Por que o debate sobre a Cannabis medicinal avança pouco no Brasil em comparação com outros países?

— Faltam à sociedade tanto o interesse quanto subsídios para uma discussão mais detida.

Os jargões não ajudam muito: a “guerra às drogas” fracassou ou a “descriminalização das drogas” é a única saída. “Drogas” é um termo que pode envolver tanto a maconha quanto a cocaína e o crack, por exemplo. Quando se fala em “descriminalização das drogas”, as pessoas podem imaginar que se trata de liberar tudo e que as cidades brasileiras vão se transformar em uma Seattle, com aquelas ruas de drogados, ou que o Brasil vai virar um narcoestado. Quanto à “guerra às drogas”, termo cunhado nos Estados Unidos, o seu alvo é a cocaína, e ela está longe de ter fracassado. A fala genérica é nociva para o debate. É importante particularizar a discussão e mostrar que a maconha tem suas especificidades.

De qualquer forma, no debate público é preciso entender a angústia e o medo das pessoas. É preciso dar a elas informações para que possam decidir com mais segurança.

A quem cabe despertar o interesse da sociedade?

— Aos grupos interessados em regulamentar a Cannabis, como os doentes que recorrem a ela para aliviar o seu sofrimento, as empresas que têm interesse em explorá-la, como as de medicamentos e cosméticos, e usuários em geral.

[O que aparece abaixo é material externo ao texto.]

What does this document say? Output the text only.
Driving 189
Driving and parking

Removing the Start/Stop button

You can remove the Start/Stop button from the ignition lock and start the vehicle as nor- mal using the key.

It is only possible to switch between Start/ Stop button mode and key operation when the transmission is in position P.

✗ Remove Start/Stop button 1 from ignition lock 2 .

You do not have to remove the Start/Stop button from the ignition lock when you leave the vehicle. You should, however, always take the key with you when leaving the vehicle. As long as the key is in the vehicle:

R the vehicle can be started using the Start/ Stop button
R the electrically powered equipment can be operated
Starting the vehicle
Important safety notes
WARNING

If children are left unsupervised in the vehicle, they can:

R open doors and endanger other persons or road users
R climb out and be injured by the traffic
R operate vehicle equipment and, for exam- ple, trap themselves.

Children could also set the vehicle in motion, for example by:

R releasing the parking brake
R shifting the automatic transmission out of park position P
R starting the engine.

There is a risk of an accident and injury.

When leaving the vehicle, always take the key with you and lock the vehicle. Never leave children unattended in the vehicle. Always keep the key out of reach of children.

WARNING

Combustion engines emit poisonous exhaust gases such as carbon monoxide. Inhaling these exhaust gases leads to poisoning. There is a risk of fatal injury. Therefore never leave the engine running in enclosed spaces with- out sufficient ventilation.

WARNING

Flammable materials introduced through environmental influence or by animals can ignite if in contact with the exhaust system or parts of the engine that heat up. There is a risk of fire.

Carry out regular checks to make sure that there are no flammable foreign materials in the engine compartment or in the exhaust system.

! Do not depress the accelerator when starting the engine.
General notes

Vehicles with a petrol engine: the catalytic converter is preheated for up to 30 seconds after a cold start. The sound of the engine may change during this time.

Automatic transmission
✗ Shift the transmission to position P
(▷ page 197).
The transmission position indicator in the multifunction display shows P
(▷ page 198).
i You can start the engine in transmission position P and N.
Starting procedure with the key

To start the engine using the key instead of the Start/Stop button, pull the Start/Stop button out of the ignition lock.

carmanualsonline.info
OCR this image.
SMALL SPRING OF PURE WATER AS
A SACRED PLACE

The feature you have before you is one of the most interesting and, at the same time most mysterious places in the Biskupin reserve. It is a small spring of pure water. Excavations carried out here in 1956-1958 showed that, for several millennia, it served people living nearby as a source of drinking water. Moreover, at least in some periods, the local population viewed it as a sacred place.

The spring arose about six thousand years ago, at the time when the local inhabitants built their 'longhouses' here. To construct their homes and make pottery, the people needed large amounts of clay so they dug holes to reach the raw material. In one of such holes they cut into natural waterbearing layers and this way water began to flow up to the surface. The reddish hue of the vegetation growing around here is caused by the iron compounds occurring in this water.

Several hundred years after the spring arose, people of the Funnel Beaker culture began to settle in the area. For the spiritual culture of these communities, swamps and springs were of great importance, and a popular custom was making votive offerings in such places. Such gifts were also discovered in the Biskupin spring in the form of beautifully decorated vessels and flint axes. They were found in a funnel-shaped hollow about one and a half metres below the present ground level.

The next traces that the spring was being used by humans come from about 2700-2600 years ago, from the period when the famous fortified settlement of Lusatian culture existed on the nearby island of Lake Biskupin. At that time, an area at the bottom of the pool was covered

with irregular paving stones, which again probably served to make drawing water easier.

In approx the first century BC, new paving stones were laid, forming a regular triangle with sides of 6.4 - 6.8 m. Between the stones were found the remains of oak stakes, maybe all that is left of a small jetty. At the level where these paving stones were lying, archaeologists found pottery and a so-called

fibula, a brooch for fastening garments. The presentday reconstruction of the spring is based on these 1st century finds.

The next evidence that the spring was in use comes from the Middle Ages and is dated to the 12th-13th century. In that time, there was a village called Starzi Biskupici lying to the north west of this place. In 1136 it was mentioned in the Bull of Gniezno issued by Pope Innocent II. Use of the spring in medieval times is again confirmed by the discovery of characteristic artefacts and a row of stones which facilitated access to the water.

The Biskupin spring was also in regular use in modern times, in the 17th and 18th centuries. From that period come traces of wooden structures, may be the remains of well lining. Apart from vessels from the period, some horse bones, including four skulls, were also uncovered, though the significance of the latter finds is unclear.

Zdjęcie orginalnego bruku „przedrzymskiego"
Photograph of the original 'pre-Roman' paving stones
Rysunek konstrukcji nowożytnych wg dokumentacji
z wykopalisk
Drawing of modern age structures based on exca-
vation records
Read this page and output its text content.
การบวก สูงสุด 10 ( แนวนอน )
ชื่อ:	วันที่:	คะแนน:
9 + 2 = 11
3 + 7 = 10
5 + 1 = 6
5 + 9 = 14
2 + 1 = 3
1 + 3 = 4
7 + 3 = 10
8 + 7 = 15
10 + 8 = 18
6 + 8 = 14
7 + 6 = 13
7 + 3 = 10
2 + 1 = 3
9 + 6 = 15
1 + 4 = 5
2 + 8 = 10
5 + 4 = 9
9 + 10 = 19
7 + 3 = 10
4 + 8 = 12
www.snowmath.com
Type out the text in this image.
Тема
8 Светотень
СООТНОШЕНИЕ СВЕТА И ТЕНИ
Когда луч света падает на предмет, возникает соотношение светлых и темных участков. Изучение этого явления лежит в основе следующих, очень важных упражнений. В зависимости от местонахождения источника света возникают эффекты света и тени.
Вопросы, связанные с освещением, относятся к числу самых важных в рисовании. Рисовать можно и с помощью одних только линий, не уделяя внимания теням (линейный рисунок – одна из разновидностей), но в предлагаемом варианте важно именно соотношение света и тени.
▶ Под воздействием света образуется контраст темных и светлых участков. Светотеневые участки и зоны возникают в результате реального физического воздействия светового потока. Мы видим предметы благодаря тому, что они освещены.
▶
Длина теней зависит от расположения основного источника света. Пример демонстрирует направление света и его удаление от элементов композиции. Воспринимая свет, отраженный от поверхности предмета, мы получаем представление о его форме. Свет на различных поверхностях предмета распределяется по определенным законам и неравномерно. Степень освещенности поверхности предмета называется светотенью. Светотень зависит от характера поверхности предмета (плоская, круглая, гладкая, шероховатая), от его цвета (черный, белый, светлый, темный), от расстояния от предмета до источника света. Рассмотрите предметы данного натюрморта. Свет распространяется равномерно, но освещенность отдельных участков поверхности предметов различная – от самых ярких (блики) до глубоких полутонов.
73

Os lobbies sociais e comerciais, que são legítimos, precisam fazer pressão sobre os políticos e conquistar a opinião pública.

Acredito que será difícil convencer quem é contra recorrendo a agressões, chamando o oponente de “intolerante”, “ignorante” ou “reacionário”. Ninguém conquista aliados por meio da ofensa. É necessário promover um debate amplo e esclarecedor.

Deve-se considerar que a Cannabis está arraigada no Brasil e que, goste-se dela ou não, é impossível erradicá-la. Diante disso, o que a sociedade deve fazer? No meu entender, ela precisa ser pragmática, recorrer a estudos científicos, verificar se a maconha afeta mais ou menos a saúde individual e coletiva do que o álcool, o tabaco, a cocaína etc., pesar os prós e os contras e propor caminhos.

Neste momento, a questão está muito ideologizada: supostamente a esquerda é a favor e a direita é contra. Isso está longe de ser uma verdade absoluta. Nos Estados Unidos em 2016, estados que votaram em Donald Trump aprovaram a legalização da Cannabis. Há grupos liberais que apoiam a descriminalização da Cannabis por entender que o consumo ou não é uma escolha do indivíduo, com impactos sociais brandos, e que o Estado não deve intervir.

De qualquer modo, esse é um assunto que atualmente aparenta não despertar interesse no Brasil. O país está convulsionado e tem problemas bem mais urgentes para resolver. Cabe aos lobbies sociais e comerciais a árdua tarefa de pôr o assunto em pauta e levá-lo ao Executivo e ao Legislativo. E será a própria sociedade que, depois de um debate amplo, decidirá o que fazer. Como um tema delicado e complexo, qualquer decisão saída da canetada de algum burocrata sem a devida chancela da opinião pública seria uma tragédia.